Children with outstanding talents sometimes get rewards and acclaim, but many are overlooked or unsupported. Adults with exceptional abilities can also live on the fringes of recognition and contribution, which may result from mainstream discomfort with many outsiders.

One example of restricting someone's talent concerns Jericho Scott, a 9-year-old Connecticut boy banned from pitching in little league games because he was "too good" at it. Some parents complained their kids had found his pitching "unhittable and frightening," so the league ordered him to stop playing.

Later in his life, that kind of athletic prowess would be welcomed.

Another example of restricting the public recognition of talent was in the Olympics opening ceremony.

Singer Yang Peiyi, who had the superior voice, was replaced on stage (and therefore kept away from the view of millions of people) by another young girl, Lin Miaoke, who mimed Peiyi’s recording of “Ode to the Motherland” because Peiyi’s face was considered “not suitable” by a team of Chinese Olympic and political authorities.

Creative and intelligent kids may often find themselves and their friends on the edge or fringe.

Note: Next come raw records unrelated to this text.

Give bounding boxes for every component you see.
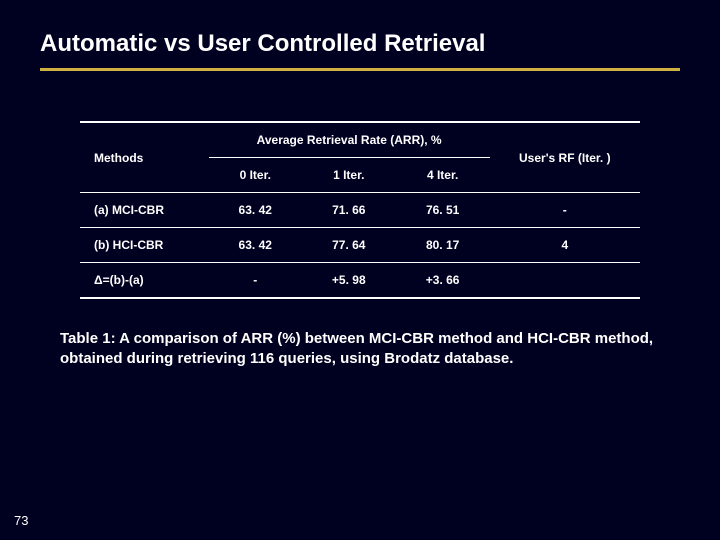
cell-value: 80. 17: [396, 228, 490, 263]
cell-value: -: [209, 263, 302, 299]
table-row: (b) HCI-CBR 63. 42 77. 64 80. 17 4: [80, 228, 640, 263]
table-row: Δ=(b)-(a) - +5. 98 +3. 66: [80, 263, 640, 299]
cell-method: (a) MCI-CBR: [80, 193, 209, 228]
cell-value: 76. 51: [396, 193, 490, 228]
cell-value: +3. 66: [396, 263, 490, 299]
table-caption: Table 1: A comparison of ARR (%) between…: [60, 329, 660, 370]
slide: Automatic vs User Controlled Retrieval M…: [0, 0, 720, 540]
title-underline: [40, 68, 680, 71]
col-methods: Methods: [80, 122, 209, 193]
page-number: 73: [14, 513, 28, 528]
table-container: Methods Average Retrieval Rate (ARR), % …: [80, 121, 640, 299]
page-title: Automatic vs User Controlled Retrieval: [40, 30, 680, 58]
col-user-rf: User's RF (Iter. ): [490, 122, 640, 193]
subcol-0iter: 0 Iter.: [209, 158, 302, 193]
cell-value: 4: [490, 228, 640, 263]
cell-method: Δ=(b)-(a): [80, 263, 209, 299]
cell-value: 63. 42: [209, 193, 302, 228]
cell-value: +5. 98: [302, 263, 396, 299]
subcol-1iter: 1 Iter.: [302, 158, 396, 193]
table-row: (a) MCI-CBR 63. 42 71. 66 76. 51 -: [80, 193, 640, 228]
subcol-4iter: 4 Iter.: [396, 158, 490, 193]
table-header-row: Methods Average Retrieval Rate (ARR), % …: [80, 122, 640, 158]
cell-value: -: [490, 193, 640, 228]
col-arr: Average Retrieval Rate (ARR), %: [209, 122, 490, 158]
arr-table: Methods Average Retrieval Rate (ARR), % …: [80, 121, 640, 299]
cell-value: [490, 263, 640, 299]
cell-value: 71. 66: [302, 193, 396, 228]
cell-value: 77. 64: [302, 228, 396, 263]
cell-value: 63. 42: [209, 228, 302, 263]
cell-method: (b) HCI-CBR: [80, 228, 209, 263]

Writer, actor and radio host Sandra Tsing Loh, a physics grad of CalTech, talked in our interview about being part of the "nerdy kid" group.

“You were taking cello lessons, and in the Latin Club, and such a geek compared to everyone else," she recalled. "Junior high is a particularly horrible time. But around that time I and my friends, who were totally the nerds, had real fun starting our own little clubs and stuff like that."

And, she continued, "there’s a joy in our creativity , imagining a whole second world where we rule the world and have power."

She thinks that sort of imagination helps fuel talented and creative people, and that the kids who won the popularity and beauty contests usually did not go on to do anything particularly creative in life.

"Except for the few people who were actors," she added.

A related problem is how educational and social systems often fail to support and encourage the most talented people.

A TIME magazine article (Are We Failing Our Geniuses?, Aug. 16, 2007) noted that U.S. Department of Education statistics showed the highest-achieving students in six other countries scored significantly better in math than their U.S. counterparts.

Author John Cloud pointed out that American schools spend over $8 billion a year on educating the mentally retarded, but that spending on the gifted "isn’t even tabulated in some states; we spend no more than $800 million on gifted programs."

Like many others, he thinks it doesn’t make sense to spend so much more on low-achieving students, at the expense of nurturing those with the greatest potential to contribute high level abilities to the world.

Maybe the issue is not whether we live as outsiders or not, but how much we value who we are and gain support, and how much freedom we have in expressing ourselves creatively and developing our talents.

As personal development author Wayne Dyer has said, “Freedom means you are unobstructed in living your life as you choose. Anything less is a form of slavery.”

Malcolm Gladwell describes in his new book Outliers: The Story of Success some of the personal and social aspects of how people become outstanding, “outliers” on the upper end of intelligence, ability and achievement curves.

Mastery requires about 10,000 concentrated hours of work at developing talent, but also support from other people.

“No one," Gladwell says, "not rock stars, not professional athletes, not software billionaires, and not even geniuses - ever makes it alone."